This weekend's NY Times story on parents who buy NYC apartments for their grown children has unleashed such resentment among the 219 commenting readers so far that we can only hope none of the apartment-gifted kids in the article are applying for a job anytime soon.
"I cannot help but find the reality of someone my age or younger who has not worked as hard, who has probably never tasted the bitterness of a hard life or struggle or survival insecurity, who has probably less individual drive and intelligence and charisma, 'gifted' a Manhattan apartment rent-free from their wealthy and coddling parents and then sneer down on the rest of people like me who cannot yet afford to buy anything in Manhattan as simply and utterly UNFAIR, hurtful, disgusting, and blood-boiling," says a 30-something renter whose comment has been voted up by more than 300 other like-minded readers.
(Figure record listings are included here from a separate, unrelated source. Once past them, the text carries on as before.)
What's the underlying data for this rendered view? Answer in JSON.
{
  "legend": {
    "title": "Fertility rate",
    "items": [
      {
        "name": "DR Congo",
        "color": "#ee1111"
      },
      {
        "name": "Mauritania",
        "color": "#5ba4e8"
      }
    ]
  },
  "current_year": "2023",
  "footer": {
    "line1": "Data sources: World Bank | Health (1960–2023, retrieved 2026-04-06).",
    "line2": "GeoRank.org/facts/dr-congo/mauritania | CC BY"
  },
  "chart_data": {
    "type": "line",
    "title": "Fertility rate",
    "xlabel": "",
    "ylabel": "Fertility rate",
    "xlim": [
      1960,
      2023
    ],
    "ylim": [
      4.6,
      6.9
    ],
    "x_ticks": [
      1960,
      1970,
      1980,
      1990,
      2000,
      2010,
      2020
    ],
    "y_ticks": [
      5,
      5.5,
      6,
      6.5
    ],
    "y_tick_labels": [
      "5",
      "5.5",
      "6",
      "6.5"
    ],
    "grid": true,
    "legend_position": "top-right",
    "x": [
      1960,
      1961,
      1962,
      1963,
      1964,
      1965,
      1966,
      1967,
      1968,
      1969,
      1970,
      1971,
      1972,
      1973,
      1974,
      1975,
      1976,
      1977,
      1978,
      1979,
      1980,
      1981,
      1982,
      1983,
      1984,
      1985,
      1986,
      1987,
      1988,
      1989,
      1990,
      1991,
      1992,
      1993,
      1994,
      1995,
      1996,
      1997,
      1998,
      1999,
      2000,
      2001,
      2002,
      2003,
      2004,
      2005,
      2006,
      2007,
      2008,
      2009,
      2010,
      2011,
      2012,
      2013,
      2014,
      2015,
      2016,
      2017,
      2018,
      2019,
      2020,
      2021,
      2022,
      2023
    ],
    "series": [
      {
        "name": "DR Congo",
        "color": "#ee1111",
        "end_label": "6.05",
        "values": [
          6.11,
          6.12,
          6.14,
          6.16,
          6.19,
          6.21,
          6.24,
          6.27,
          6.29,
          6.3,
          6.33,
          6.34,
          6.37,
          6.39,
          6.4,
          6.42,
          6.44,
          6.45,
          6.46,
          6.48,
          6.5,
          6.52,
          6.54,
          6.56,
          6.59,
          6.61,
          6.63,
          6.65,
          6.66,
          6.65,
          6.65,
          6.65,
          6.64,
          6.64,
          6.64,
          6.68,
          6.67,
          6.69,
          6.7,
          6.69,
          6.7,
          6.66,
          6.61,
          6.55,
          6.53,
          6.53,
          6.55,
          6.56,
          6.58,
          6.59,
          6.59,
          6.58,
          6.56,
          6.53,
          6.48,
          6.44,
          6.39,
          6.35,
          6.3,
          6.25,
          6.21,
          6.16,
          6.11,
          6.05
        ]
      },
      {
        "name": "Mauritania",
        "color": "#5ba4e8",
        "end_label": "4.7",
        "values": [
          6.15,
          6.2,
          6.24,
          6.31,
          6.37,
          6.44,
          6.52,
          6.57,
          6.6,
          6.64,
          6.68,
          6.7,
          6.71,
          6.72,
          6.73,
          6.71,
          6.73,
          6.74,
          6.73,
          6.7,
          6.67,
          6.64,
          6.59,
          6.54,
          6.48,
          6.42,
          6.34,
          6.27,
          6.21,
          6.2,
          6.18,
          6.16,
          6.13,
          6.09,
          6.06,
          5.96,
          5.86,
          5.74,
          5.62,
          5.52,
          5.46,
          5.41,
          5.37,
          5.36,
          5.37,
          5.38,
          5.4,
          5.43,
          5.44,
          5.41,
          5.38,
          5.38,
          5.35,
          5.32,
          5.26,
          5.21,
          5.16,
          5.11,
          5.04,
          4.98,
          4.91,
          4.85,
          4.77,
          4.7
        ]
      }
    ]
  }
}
"I realise that parents have every right to support their children as they see fit," she continues, "and though my nature is not to be jealous or angry, this is the kind of stuff that creates resentment and bitter disillusionment in the American idea of supposed fairness and equality. I view these coddled children as pampered and ungrateful, and from my rough life experience, there is nothing that can convince me otherwise."
The apartment-gifting story comes less than a month after a NY Times piece about roommates sparked a similar furor among readers. The real story, complained those who commented, isn't how to get along with a roommate--it's the fact that because rents are so out of whack with salaries, many New Yorkers in their 30s, 40s and beyond still have roommates at all.